Closed shawLyu closed 4 years ago
Hi @shawLyu, thanks for pointing it out, that's an interesting question. The main difference I've found between the two is that D3VO also estimates the brightness transformation parameters between the different frames. This may have an impact
Hi @mattpoggi Thanks for your reply, I will do this experiment next.
I forgot to mention that, according to D3VO paper, "DepthNet also predicts the depth map D{t^s} of the right image I{t^s}". This can also make a difference.
Hi @mattpoggi
Thanks for your innovative work. I had the same confusion before, but after conducting many experiments, I found there might be a potential issue in the implementation (not sure about it as both mono-uncertainty and D3VO did not release their code).
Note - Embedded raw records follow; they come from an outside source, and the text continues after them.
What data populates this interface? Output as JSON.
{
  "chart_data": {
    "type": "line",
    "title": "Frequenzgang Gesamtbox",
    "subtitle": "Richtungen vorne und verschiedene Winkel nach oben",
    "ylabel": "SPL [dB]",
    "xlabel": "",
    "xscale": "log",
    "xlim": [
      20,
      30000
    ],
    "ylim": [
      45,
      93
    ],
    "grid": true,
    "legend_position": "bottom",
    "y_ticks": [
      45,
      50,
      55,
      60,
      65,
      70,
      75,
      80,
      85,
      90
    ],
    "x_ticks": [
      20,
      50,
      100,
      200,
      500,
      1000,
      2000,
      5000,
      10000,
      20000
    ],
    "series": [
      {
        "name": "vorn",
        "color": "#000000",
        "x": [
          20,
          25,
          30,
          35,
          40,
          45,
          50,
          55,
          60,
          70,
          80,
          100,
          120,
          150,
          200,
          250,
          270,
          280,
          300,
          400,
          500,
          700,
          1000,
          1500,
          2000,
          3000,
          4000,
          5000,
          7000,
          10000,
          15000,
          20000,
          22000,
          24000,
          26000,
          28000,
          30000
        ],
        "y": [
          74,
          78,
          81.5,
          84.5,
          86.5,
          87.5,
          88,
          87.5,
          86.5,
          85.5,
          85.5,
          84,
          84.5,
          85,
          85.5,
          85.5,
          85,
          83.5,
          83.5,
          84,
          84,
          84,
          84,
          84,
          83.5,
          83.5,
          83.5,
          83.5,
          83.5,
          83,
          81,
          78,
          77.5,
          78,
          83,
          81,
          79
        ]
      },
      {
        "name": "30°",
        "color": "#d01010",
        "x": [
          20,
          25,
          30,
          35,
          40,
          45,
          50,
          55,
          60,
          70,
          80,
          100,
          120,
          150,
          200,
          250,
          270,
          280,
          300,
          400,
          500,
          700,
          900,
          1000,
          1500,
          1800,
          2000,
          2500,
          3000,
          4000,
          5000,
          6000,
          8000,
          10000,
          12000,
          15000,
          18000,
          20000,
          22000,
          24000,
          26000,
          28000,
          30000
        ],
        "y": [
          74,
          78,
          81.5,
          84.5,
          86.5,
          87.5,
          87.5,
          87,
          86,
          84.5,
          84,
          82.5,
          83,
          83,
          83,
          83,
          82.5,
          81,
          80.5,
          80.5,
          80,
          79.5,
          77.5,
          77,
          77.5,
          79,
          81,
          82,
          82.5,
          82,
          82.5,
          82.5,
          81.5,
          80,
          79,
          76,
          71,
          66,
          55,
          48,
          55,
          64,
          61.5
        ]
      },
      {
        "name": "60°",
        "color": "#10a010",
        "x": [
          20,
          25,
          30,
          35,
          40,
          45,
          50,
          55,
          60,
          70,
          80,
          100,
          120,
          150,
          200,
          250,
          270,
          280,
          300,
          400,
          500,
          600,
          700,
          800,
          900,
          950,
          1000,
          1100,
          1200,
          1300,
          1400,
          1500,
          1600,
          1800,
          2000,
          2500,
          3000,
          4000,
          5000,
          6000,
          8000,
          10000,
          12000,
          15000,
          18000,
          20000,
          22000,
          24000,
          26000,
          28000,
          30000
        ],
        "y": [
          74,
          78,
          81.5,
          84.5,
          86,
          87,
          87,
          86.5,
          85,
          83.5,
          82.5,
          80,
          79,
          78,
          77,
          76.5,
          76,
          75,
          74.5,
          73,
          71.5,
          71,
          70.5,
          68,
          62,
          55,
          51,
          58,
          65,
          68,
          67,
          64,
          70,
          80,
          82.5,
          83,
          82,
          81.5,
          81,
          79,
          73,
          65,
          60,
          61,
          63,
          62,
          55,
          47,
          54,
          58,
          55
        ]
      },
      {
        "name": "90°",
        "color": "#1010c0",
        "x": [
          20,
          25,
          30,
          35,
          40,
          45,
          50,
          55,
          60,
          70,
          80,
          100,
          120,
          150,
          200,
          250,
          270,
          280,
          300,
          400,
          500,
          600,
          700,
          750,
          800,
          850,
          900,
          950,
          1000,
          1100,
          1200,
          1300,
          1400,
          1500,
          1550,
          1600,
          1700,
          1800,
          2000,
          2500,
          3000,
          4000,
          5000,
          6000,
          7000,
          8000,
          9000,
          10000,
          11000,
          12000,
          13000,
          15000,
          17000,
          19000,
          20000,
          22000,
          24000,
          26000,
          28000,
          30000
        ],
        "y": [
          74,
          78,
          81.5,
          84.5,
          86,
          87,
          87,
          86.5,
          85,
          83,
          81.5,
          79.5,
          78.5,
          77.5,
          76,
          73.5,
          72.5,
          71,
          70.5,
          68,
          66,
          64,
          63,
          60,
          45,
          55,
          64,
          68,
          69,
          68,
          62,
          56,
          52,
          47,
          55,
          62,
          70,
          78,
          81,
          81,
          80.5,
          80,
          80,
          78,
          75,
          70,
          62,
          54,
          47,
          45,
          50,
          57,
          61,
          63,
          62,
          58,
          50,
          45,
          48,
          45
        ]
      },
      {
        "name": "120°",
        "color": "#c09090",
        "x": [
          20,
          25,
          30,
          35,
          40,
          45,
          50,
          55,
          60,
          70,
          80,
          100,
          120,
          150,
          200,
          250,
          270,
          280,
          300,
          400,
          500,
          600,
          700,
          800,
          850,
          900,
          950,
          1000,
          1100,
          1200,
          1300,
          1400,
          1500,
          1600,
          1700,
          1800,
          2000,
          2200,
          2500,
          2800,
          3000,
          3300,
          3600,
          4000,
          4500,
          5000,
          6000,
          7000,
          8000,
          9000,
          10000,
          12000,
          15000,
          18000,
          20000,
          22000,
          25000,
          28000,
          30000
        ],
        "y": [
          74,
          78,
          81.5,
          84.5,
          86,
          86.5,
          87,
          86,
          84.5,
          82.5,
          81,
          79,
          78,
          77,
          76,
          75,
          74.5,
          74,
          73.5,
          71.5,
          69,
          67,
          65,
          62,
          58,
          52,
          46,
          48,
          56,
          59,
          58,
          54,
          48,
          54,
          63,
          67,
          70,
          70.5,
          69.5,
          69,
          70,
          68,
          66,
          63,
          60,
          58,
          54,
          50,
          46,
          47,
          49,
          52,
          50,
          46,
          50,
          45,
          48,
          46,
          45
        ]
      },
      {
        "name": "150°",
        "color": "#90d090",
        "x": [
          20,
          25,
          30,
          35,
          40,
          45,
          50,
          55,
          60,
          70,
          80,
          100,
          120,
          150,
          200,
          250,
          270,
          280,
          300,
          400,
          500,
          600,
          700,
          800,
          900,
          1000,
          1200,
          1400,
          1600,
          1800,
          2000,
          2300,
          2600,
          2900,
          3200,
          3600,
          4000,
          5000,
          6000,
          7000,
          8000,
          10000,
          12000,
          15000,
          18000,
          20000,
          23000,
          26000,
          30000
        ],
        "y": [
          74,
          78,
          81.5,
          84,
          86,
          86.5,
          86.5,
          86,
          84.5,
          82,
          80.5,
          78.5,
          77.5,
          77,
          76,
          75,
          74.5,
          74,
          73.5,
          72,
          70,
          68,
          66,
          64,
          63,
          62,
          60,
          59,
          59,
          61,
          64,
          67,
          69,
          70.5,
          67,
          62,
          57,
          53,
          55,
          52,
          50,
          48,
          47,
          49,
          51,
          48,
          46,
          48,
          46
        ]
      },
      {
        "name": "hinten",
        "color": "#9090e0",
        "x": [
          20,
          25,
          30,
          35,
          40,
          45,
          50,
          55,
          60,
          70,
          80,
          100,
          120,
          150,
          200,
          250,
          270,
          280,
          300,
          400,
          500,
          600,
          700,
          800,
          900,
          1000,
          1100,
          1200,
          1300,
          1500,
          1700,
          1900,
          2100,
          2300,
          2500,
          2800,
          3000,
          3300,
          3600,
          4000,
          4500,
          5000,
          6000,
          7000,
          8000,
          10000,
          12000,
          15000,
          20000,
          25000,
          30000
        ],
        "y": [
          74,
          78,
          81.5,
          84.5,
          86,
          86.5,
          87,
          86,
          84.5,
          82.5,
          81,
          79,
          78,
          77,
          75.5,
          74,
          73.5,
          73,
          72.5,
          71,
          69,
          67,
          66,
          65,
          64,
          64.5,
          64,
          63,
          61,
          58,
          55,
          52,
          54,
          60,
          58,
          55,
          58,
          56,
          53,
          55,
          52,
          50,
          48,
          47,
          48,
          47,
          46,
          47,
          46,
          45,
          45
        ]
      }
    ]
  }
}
In my opinion, in the part of calculating the loss of Log, the shape of the to_optimse
should be the same as the uncertainty
.
(Pdb) to_optimise.shape
torch.Size([8, 192, 640])
(Pdb) uncer.shape
torch.Size([8, 1, 192, 640])
(Pdb) (to_optimise / uncer + torch.log(uncer)).shape
torch.Size([8, 8, 192, 640])
However, even if the shape is not a perfect match, the operation is still legal, as shown above, and could lead to the results like yours. On the other side, D3VO is doing it in the same shape and the results look totally different. Note that the following networks are using pure monodepth2 with a different shape of uncertainty, no extra skills (brightness transformation, right disparity prediction, or augmentation) are used.
Please let me know if I have any misunderstanding about your paper, thank you.
Hi, thanks for your great work. I noticed that there were two work for MDE in CVPR20 using uncertainty loss, another work was D3VO. Both of you used the same uncertainty loss (log section in your paper), but gotten totally different uncertainty map. I can get uncertainty map as yours. So I‘d like to ask if you know the reason. Looking forward to your reply. Thanks.